How important was it to bring the user-serviceability of the Z800 for example to the Z1?
It’s again driving the Z-DNA message. Our customers have come to expect that class of serviceability, reliability, performance, and certainly the innovation from our Z workstations. If we didn’t, then we’d have all of this innovation but no way for users to get into it if they needed to.
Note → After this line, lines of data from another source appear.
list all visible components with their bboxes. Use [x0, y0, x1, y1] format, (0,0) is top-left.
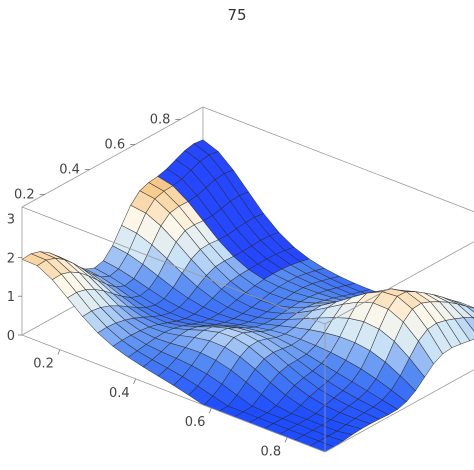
box-edge [21, 334, 326, 453]
y-tick-label: 0.2 [14, 188, 35, 203]
surface-mesh [21, 139, 474, 453]
x-tick-label: 0.4 [109, 386, 130, 401]
tick-mark [57, 349, 61, 355]
tick-mark [284, 437, 288, 443]
y-tick-label: 0.4 [59, 163, 80, 178]
x-tick-label: 0.6 [185, 415, 206, 430]
chart-title: 75 [227, 6, 247, 24]
x-tick-label: 0.2 [33, 357, 54, 372]
y-tick-label: 0.8 [150, 113, 171, 128]
z-tick-label: 1 [7, 290, 15, 305]
tick-mark [133, 378, 136, 385]
tick-mark [209, 407, 212, 414]
box-edge [21, 106, 204, 208]
box-edge [324, 369, 474, 453]
x-tick-label: 0.8 [260, 444, 281, 459]
box-edge [21, 206, 326, 325]
z-tick-label: 2 [7, 251, 15, 266]
axis-ticks: 0.2 0.4 0.6 0.8 0.2 0.4 0.6 0.8 0 1 2 3 [7, 113, 288, 459]
box-edge [324, 241, 474, 325]
y-tick-label: 0.6 [104, 138, 125, 153]
bounding-box-front-edges [21, 206, 474, 453]
box-edge [202, 106, 474, 213]
z-tick-label: 0 [7, 329, 15, 344]
z-tick-label: 3 [7, 213, 15, 228]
You’ve billed the Z1 as the ‘next generation of workstations’ – is this where you think HP will be heading with future workstation builds…effectively eliminating the tower altogether?
I think that’s going to be a bit of a challenge – some people here will absolutely love the Z1, but those who do high rendering and animation need the performance of those expandable tower workstations. Many of these users can run up to 96Gb of RAM with a very high-end graphics card, sometimes even two. So unless technology can shrink where we can fit everything behind the display, I think we’ll be having tower workstations for a while to come.
Do you think this performance / serviceability element will one day come to your consumer PCs such as the TouchSmart or the Omni? Or maybe even the Z1 getting touchscreen capabilities?
We definitely share a lot of engineering and design concepts with our other divisions, so maybe in time we will see some of the features you recognize in our workstations making their way over the consumer side. With regards to touchscreen capabilities, what’s interesting from a touch perspective is that it’s just not the way designers work on their main screen. Whether it’s an artist, animator, designer – it’s always with a secondary device such as a tablet. We’re really careful about whether we want to take that away and just integrate everything onto the display, because we’re not sure if that’s the way they’d like to work. We do believe there is an opportunity to continue to expand on touch capabilities in the future, but for now it’s going to be a secondary device in concert with your display and other hardware.
Talking a little bit about your thin client base, you’ve really come up with some stellar solutions such as the HP Virtualised Classroom and the HP Multiseat computing model for Education. Do you think that companies underestimate the technology and the possible benefits behind introducing thin client models into their businesses?
I don’t know if I’d necessarily position it that way – I think they understand from a client perspective the value, but it’s more the infrastructure cost. For example we’d love to have thin clients in the financial services sector, but the question remains on investing in datacenter costs, because the cooling and computing power needs to go somewhere. People are thoughtful of that transition, of the Cloud – people aren’t going to move to the Cloud overnight, so it’s the same with thin clients. We’re there with the right products, and in fact what’s great is that the products can last a lot longer, there’s better hardware, it’s more adaptable, and can scale accordingly. Once companies understand thin client computing and how it can relate to their organization, I think the transition will be a lot smoother and clearer for them.